$\text{Hol}^2(D)$ is a closed subspace of $L^2(D)$.

Question

Let $D$ be the unit disk in $\mathbb{C}$. I want to prove that $\text{Hol}^2(D)$, the subset of $L^2(D)$ which consists of holomorphic functions, is closed.

That is, if $(f_n)$ is a sequence of holomorphic functions in $D$ and $$\lim_{n\to\infty}\int_D |f_n|^2=\int_D |f|^2,$$ then $f$ is holomorphic.

My best guess was to use Morera's theorem and prove that for all triangles $T\subset D$, $$\int_{\partial T}f(z)\:\mathrm{d}z=0.$$

I also tried to use that for all $z\in D$,

$$f_n(z)=\frac{1}{\pi r^2}\int_{D(z,r)}f_n$$ for all $r>0$ such that $D(z,r)\in D$.

However I couldn't make any real progress.

Can anyone help me?

Answer 1

Note that convergence in $L^2$ is a much stronger statement that what you have written, as it asserts that,

$$ \lim_{n \rightarrow \infty} \int_D |f_n(z)-f(z)|^2 \,\mathrm{d}z = 0. $$

Morera's theorem is difficult to apply immediately, because we can't just restrict $L^2$ functions to their values on a curve. What we need is a pointwise uniform control, to apply the following result:

Corollary (of Morera's theorem): If $(f_n)$ is a sequence of holomorphic function in $D$ and $f_n \rightarrow f$ locally uniformly in $D,$ then $f$ is holomorphic oin $D.$

Proof: By local uniform convergence, we get $f$ is continuous.

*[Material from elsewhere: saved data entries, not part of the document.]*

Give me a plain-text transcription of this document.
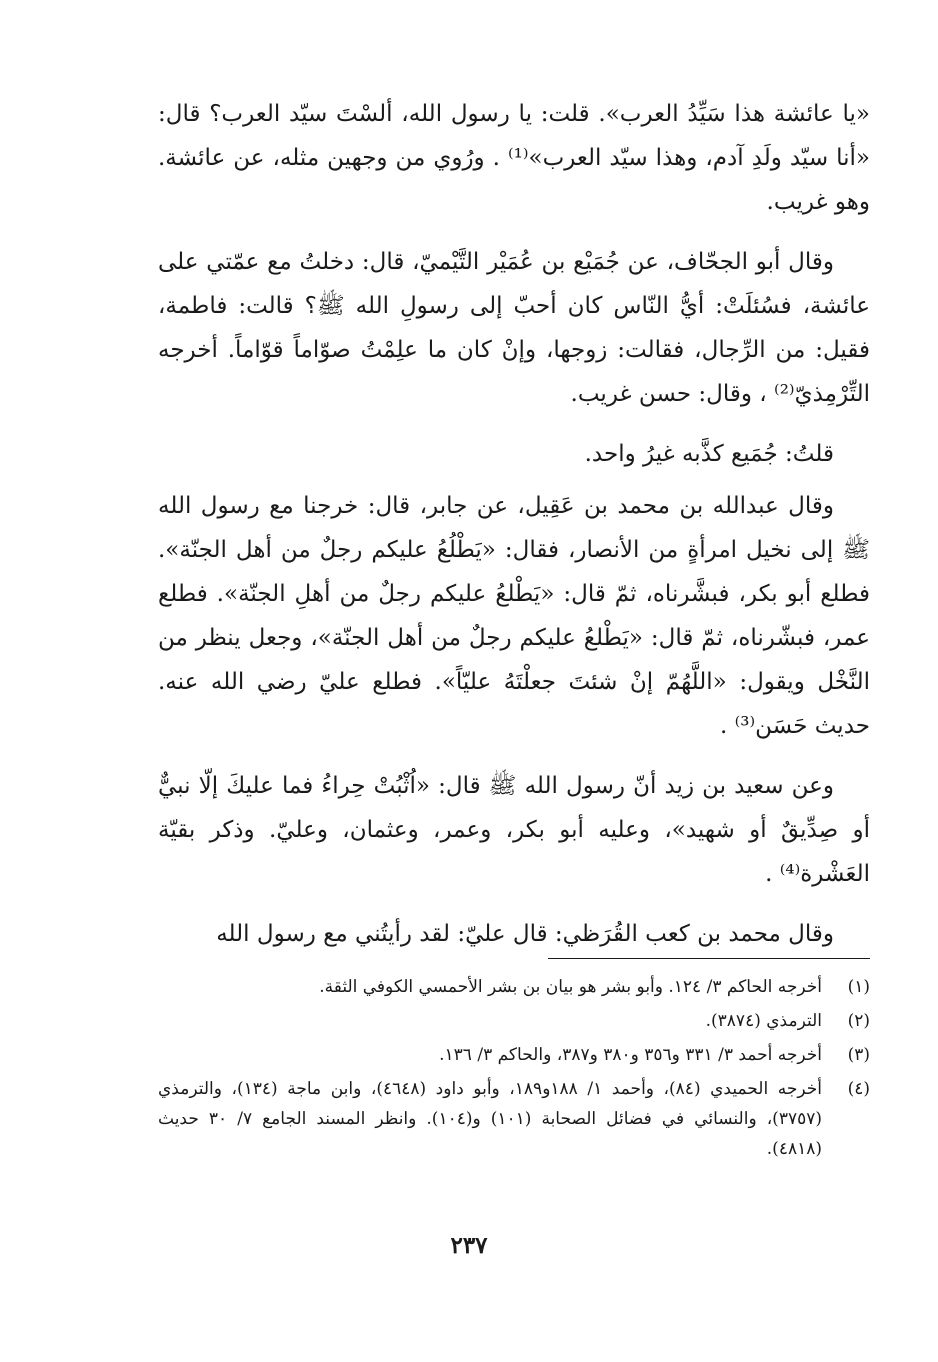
«يا عائشة هذا سَيِّدُ العرب». قلت: يا رسول الله، ألسْتَ سيّد العرب؟ قال: «أنا سيّد ولَدِ آدم، وهذا سيّد العرب»⁽¹⁾ . ورُوي من وجهين مثله، عن عائشة. وهو غريب.

وقال أبو الجحّاف، عن جُمَيْع بن عُمَيْر التَّيْميّ، قال: دخلتُ مع عمّتي على عائشة، فسُئلَتْ: أيُّ النّاس كان أحبّ إلى رسولِ الله ﷺ؟ قالت: فاطمة، فقيل: من الرِّجال، فقالت: زوجها، وإنْ كان ما علِمْتُ صوّاماً قوّاماً. أخرجه التِّرْمِذيّ⁽²⁾ ، وقال: حسن غريب.

قلتُ: جُمَيع كذَّبه غيرُ واحد.

وقال عبدالله بن محمد بن عَقِيل، عن جابر، قال: خرجنا مع رسول الله ﷺ إلى نخيل امرأةٍ من الأنصار، فقال: «يَطْلُعُ عليكم رجلٌ من أهل الجنّة». فطلع أبو بكر، فبشَّرناه، ثمّ قال: «يَطْلعُ عليكم رجلٌ من أهلِ الجنّة». فطلع عمر، فبشّرناه، ثمّ قال: «يَطْلعُ عليكم رجلٌ من أهل الجنّة»، وجعل ينظر من النَّخْل ويقول: «اللَّهُمّ إنْ شئتَ جعلْتَهُ عليّاً». فطلع عليّ رضي الله عنه. حديث حَسَن⁽³⁾ .

وعن سعيد بن زيد أنّ رسول الله ﷺ قال: «اُثْبُتْ حِراءُ فما عليكَ إلّا نبيٌّ أو صِدِّيقٌ أو شهيد»، وعليه أبو بكر، وعمر، وعثمان، وعليّ. وذكر بقيّة العَشْرة⁽⁴⁾ .

وقال محمد بن كعب القُرَظي: قال عليّ: لقد رأيتُني مع رسول الله

(١)
أخرجه الحاكم ٣/ ١٢٤. وأبو بشر هو بيان بن بشر الأحمسي الكوفي الثقة.
(٢)
الترمذي (٣٨٧٤).
(٣)
أخرجه أحمد ٣/ ٣٣١ و٣٥٦ و٣٨٠ و٣٨٧، والحاكم ٣/ ١٣٦.
(٤)
أخرجه الحميدي (٨٤)، وأحمد ١/ ١٨٨و١٨٩، وأبو داود (٤٦٤٨)، وابن ماجة (١٣٤)، والترمذي (٣٧٥٧)، والنسائي في فضائل الصحابة (١٠١) و(١٠٤). وانظر المسند الجامع ٧/ ٣٠ حديث (٤٨١٨).
٢٣٧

For each triangle $T \subset D,$ we have, $$ \int_{\partial T} f(z)\,\mathrm{d}z = \lim_{n\rightarrow \infty} \int_{\partial T} f_n(z)\,\mathrm{d}z = 0. $$ Hence Morera's theorem applies to give the result.

So it suffices to show that our sequence $(f_n)$ not only converges in $L^2,$ but also converges locally uniformly. For this note that for $D(z,r) \subset D$ and $n,m \in \mathbb N,$ \begin{align*} |f_n(z) - f_m(z)|^2 &= \frac1{\pi r^2} \left|\int_{D(z,r)} f_n(w)-f_m(w)\,\mathrm{d}w\right| \\ &\leq \frac1{\pi r^2} \int_{D(z,r)} |f_n(z)-f_m(z)|\,\mathrm{d}w\\ &\leq \frac1{\pi r^2} \left(\int_{D(z,r)} \,\mathrm{d}w\right)^{1/2} \left( \int_D |f_n(w) - f_m(w)|^2 \,\mathrm{d}w\right)^{1/2}, \end{align*} where the second last line follows by the Cauchy-Schwarz inequality. Observe that the last quantity tends to $0$ as $n,m \rightarrow \infty,$ locally uniformly in $z.$ So $(f_n)$ converges locally uniformly to some $g,$ which coincides with the $L^2$ limit $f$ (up to an a.e. identification). By the lemma, $f$ is holomorphic.